The guardian tilted its head. "Then speak the name of the kingdom you enter."

"Iridrael," Kaelen said.

The forest shivered.

The guardian's mirrored chest flared with light, and the statues around it pulsed once — then fell silent.

"Then pass, Flamebearer," said the guardian. "And do not speak lies beyond this threshold. Here, memory answers."

The guardian faded — its armor collapsing inward, drawn into the earth like dust returning to dust.

Kaelen stepped forward, and the air thickened.

Not physically. Magically.

Every inch of forest now pressed against him — not hostile, but testing. And deeper within, Kaelen felt something stir. Not the Hollow King. Something older.

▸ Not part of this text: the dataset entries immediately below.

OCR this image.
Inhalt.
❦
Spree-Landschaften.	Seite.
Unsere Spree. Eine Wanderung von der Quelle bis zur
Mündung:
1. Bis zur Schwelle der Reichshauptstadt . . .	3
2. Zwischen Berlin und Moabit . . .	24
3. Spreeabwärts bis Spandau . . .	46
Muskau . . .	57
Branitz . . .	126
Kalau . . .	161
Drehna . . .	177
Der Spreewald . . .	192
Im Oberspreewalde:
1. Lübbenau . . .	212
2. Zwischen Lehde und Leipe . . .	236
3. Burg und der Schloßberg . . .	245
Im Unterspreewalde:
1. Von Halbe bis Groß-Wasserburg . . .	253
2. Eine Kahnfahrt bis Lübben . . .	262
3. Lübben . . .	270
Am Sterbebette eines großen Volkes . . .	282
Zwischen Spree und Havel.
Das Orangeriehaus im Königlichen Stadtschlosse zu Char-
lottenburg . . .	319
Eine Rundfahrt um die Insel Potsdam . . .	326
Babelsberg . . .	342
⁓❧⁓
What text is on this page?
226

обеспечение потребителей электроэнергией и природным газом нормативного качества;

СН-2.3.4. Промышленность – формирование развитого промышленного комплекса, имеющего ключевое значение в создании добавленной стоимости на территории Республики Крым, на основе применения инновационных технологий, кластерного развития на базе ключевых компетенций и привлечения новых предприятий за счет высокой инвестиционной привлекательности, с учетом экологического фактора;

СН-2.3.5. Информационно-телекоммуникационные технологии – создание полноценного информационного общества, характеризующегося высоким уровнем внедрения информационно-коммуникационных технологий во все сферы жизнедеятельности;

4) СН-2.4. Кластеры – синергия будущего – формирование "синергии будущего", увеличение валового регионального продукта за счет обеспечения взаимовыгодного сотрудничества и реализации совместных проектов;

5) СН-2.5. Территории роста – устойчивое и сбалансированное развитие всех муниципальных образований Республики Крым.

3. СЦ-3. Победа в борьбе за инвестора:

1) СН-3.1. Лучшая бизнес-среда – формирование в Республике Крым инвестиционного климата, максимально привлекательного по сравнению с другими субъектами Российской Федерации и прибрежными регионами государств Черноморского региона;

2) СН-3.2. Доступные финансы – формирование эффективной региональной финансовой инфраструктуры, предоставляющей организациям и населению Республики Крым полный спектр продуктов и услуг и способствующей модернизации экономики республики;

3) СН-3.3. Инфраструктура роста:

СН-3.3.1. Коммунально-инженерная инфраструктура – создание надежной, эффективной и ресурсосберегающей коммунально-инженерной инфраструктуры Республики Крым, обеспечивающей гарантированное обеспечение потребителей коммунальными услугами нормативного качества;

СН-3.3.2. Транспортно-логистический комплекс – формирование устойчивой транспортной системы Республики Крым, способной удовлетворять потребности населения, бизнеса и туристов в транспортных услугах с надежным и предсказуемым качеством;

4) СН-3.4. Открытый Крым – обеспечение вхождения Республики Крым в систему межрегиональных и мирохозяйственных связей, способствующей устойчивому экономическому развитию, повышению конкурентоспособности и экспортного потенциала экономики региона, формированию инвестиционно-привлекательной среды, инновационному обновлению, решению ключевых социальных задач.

Something that remembered.

He reached a rise overlooking a long valley — and there he saw it:

The ruins of Iridrael's capital.

Stone spires rose from the valley like skeletal fingers, draped in green and shadow. Great circular walls spiraled inward, designed not to repel invaders, but to focus energy inward — a labyrinth of mirrors, channels, and light. And in its center: a temple unlike any he had seen. Not built to reach upward, but downward — a spiral of black stone leading into the roots of the earth.

The Crown was here. He knew it.

And something else waited, beneath the ground, where Iridrael had buried its secrets.

Kaelen took one final breath and began his descent.